I was playing with rebin algo and came to strange behaviour. See below.
for matrix 1;3;4;4;6;6 and dt=2 i was hoping to get
ry = 2 4 6 and rx = 2 4 6 but im getting ry = 2 4 and rx = 1 3
so it seems it missing last data point and makes a future leak. Can you comment this.
Krzysztof
>> cc=[1;3;4;4;6;6]
cc =
1
3
4
4
6
6
>> x=1:length(cc)
x =
1 2 3 4 5 6
>> dt=2
dt =
2
>> dy=[]
dy =
[]
>> [rx,ry]=rebin(x,cc,dy,dt)
rx =
1
3
ry =
2
4
>>
Good observation. You can get rx=[2 4] if you change in code a line #48 to rx=(2*t2-dt)/2. But I programmed (on purpose) this algo in the way to reject some data points at the end as defined in line #31. It was over 7 years ago and I had some reasons for doing that. You can fix this but redefining test conditions.

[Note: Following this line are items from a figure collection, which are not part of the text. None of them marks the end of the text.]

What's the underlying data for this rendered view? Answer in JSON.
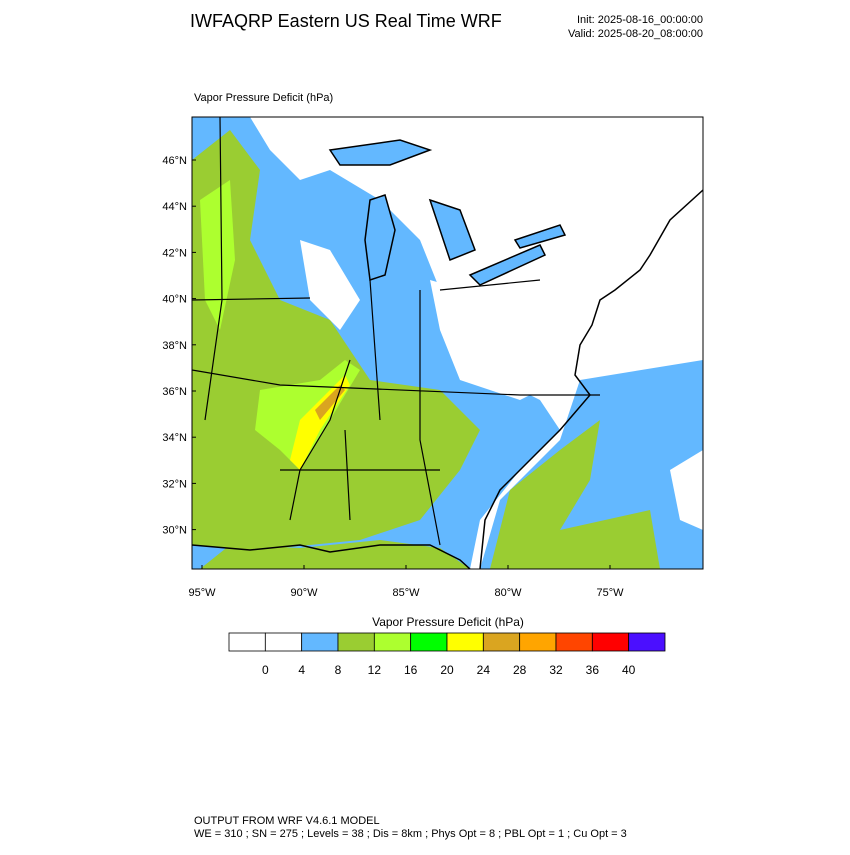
{
  "header": {
    "title": "IWFAQRP Eastern US Real Time WRF",
    "init": "Init: 2025-08-16_00:00:00",
    "valid": "Valid: 2025-08-20_08:00:00"
  },
  "map": {
    "subtitle": "Vapor Pressure Deficit   (hPa)",
    "lat_labels": [
      {
        "value": 46,
        "label": "46°N"
      },
      {
        "value": 44,
        "label": "44°N"
      },
      {
        "value": 42,
        "label": "42°N"
      },
      {
        "value": 40,
        "label": "40°N"
      },
      {
        "value": 38,
        "label": "38°N"
      },
      {
        "value": 36,
        "label": "36°N"
      },
      {
        "value": 34,
        "label": "34°N"
      },
      {
        "value": 32,
        "label": "32°N"
      },
      {
        "value": 30,
        "label": "30°N"
      }
    ],
    "lon_labels": [
      {
        "value": -95,
        "label": "95°W"
      },
      {
        "value": -90,
        "label": "90°W"
      },
      {
        "value": -85,
        "label": "85°W"
      },
      {
        "value": -80,
        "label": "80°W"
      },
      {
        "value": -75,
        "label": "75°W"
      }
    ]
  },
  "colorbar": {
    "title": "Vapor Pressure Deficit  (hPa)",
    "levels": [
      0,
      4,
      8,
      12,
      16,
      20,
      24,
      28,
      32,
      36,
      40
    ],
    "colors": [
      "#ffffff",
      "#ffffff",
      "#63b8ff",
      "#9acd32",
      "#adff2f",
      "#00ff00",
      "#ffff00",
      "#daa520",
      "#ffa500",
      "#ff4500",
      "#ff0000",
      "#4b0fff"
    ]
  },
  "footer": {
    "line1": "OUTPUT FROM WRF V4.6.1 MODEL",
    "line2": "WE = 310 ; SN = 275 ; Levels = 38 ; Dis = 8km ; Phys Opt = 8 ; PBL Opt = 1 ; Cu Opt = 3"
  }
}
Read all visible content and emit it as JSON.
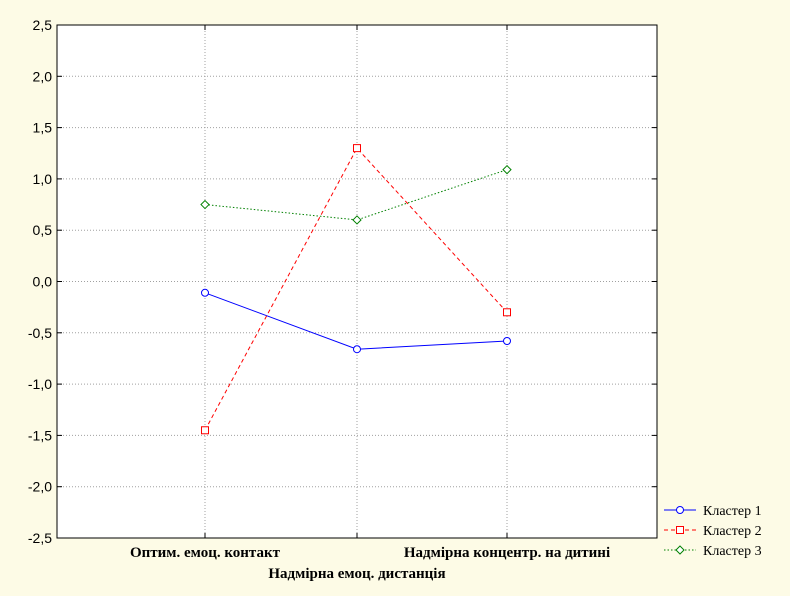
{
  "chart_data": {
    "type": "line",
    "title": "",
    "xlabel": "",
    "ylabel": "",
    "categories": [
      "Оптим. емоц. контакт",
      "Надмірна емоц. дистанція",
      "Надмірна концентр. на дитині"
    ],
    "ylim": [
      -2.5,
      2.5
    ],
    "yticks": [
      "2,5",
      "2,0",
      "1,5",
      "1,0",
      "0,5",
      "0,0",
      "-0,5",
      "-1,0",
      "-1,5",
      "-2,0",
      "-2,5"
    ],
    "ytick_values": [
      2.5,
      2.0,
      1.5,
      1.0,
      0.5,
      0.0,
      -0.5,
      -1.0,
      -1.5,
      -2.0,
      -2.5
    ],
    "grid": true,
    "legend_position": "bottom-right",
    "series": [
      {
        "name": "Кластер 1",
        "values": [
          -0.11,
          -0.66,
          -0.58
        ],
        "color": "#0000ff",
        "dash": "solid",
        "marker": "circle"
      },
      {
        "name": "Кластер 2",
        "values": [
          -1.45,
          1.3,
          -0.3
        ],
        "color": "#ff0000",
        "dash": "dashed",
        "marker": "square"
      },
      {
        "name": "Кластер 3",
        "values": [
          0.75,
          0.6,
          1.09
        ],
        "color": "#008000",
        "dash": "dotted",
        "marker": "diamond"
      }
    ]
  }
}
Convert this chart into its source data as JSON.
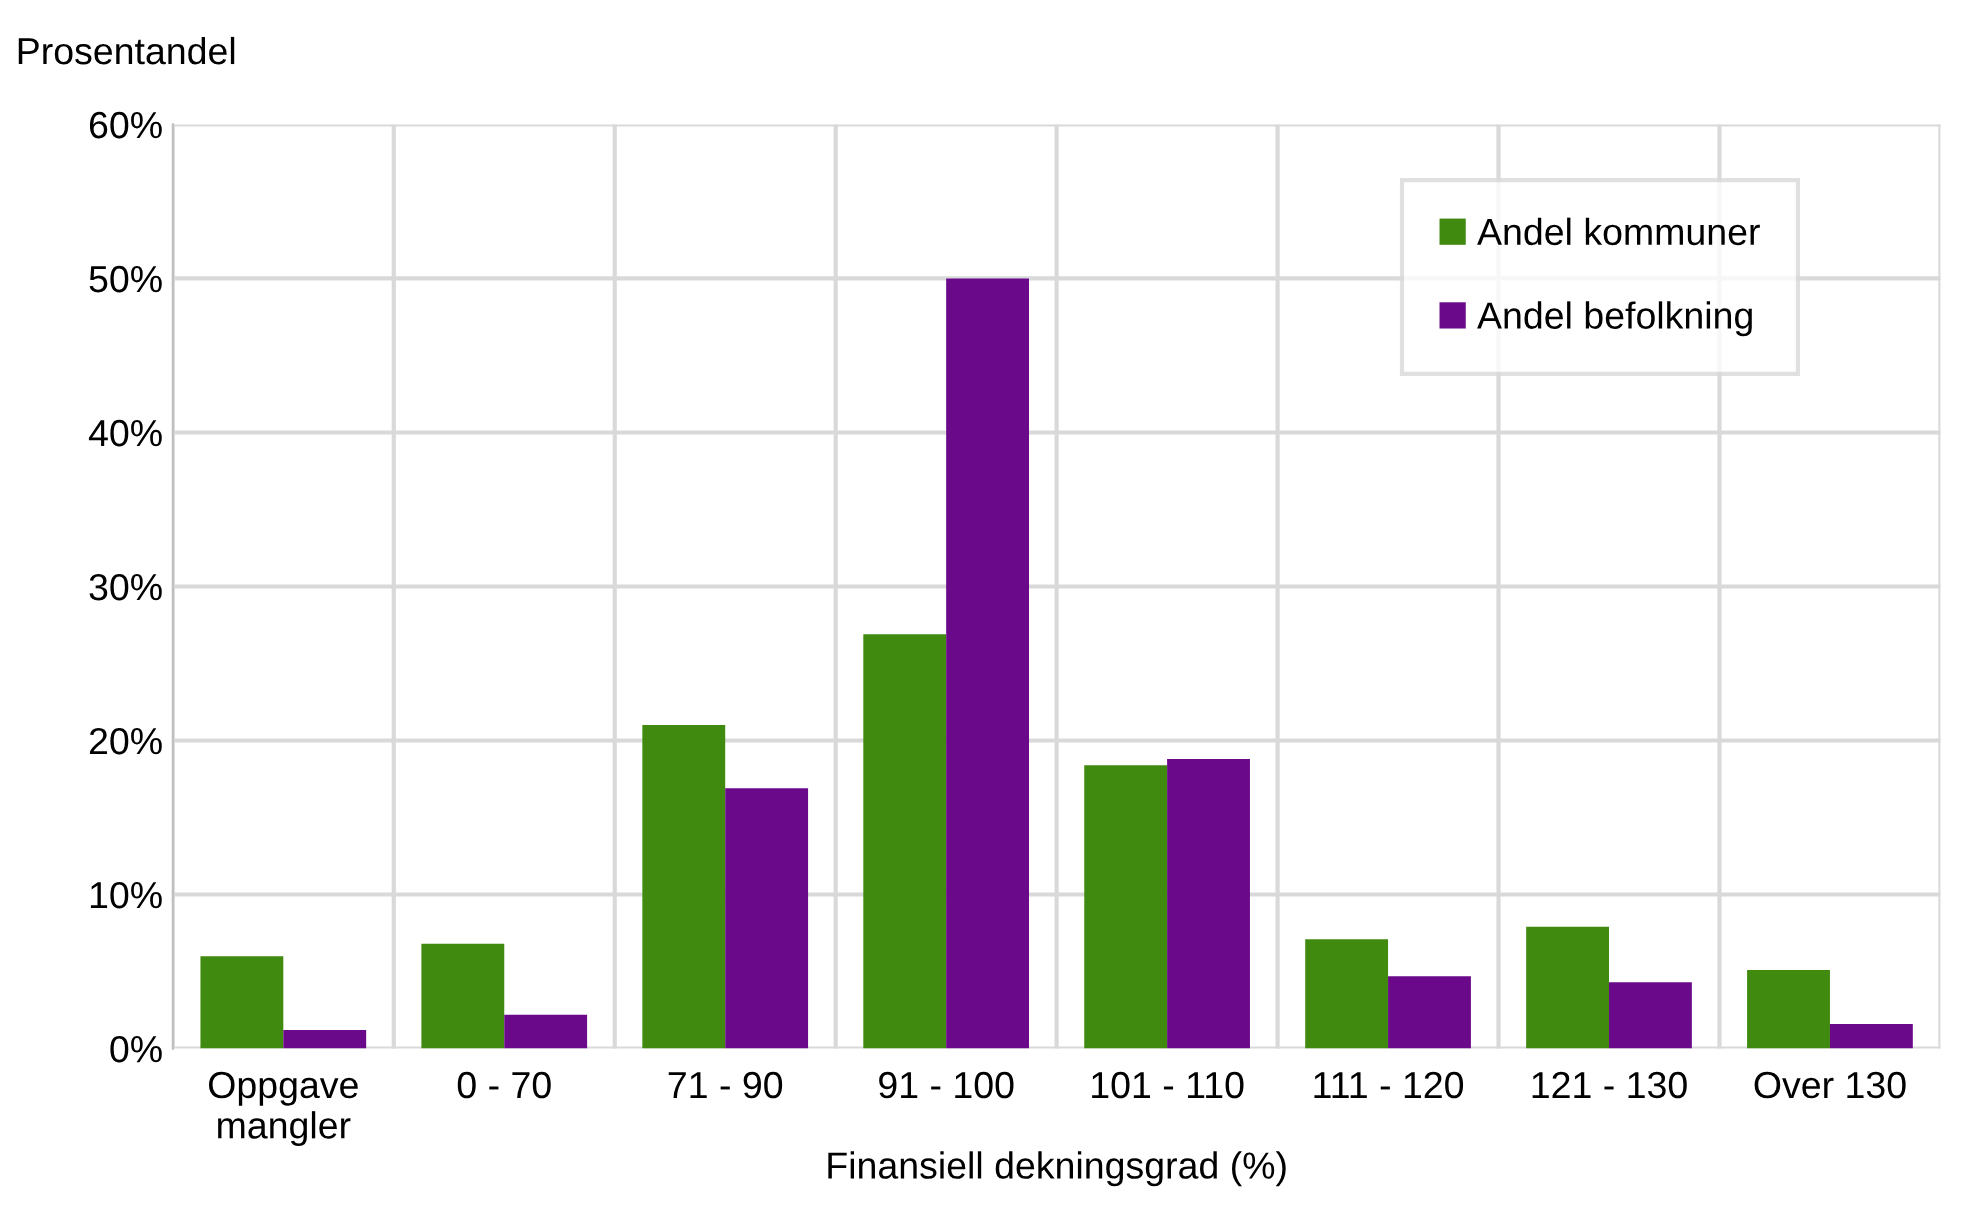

OK I see now, your algorithm just average the data for subperiod dt and creates new time series from those values. Initially I thought that it picks data points every dt period and makes linear regression between them so I think I know answer for my
question.
Krzysztof
I wanted to use your rebinned data for training AI algos for my FOREX system to see if it improves the results. For more info see:
http://www.trade2win.com/boards/trading-software/105880-3rd-generation-nn-deep-learning-deep-belief-nets-restricted-boltzmann-machines.html
however than i coming to the following problem for real time application. If I down sample the data with dt as you suggest (e.g. 60) than I need in real time the data values in time t+1, t+2, t+3…t+59 for my model to predict properly as it was learning on rebinned data. So how can I obtain those data points ??
Krzysztof
Hi Krzysztof, thx for your comment. The algo I described here works as an up-sampler only, so if you have unevenly sampled FX tick time-series and you want to get a new one but sampled every 60 sec, you can use this algo. Yes, it averages all data points every new (e.g.) dt=60 sec. It has some extra value added because you can overplot the standard deviation for each new bin.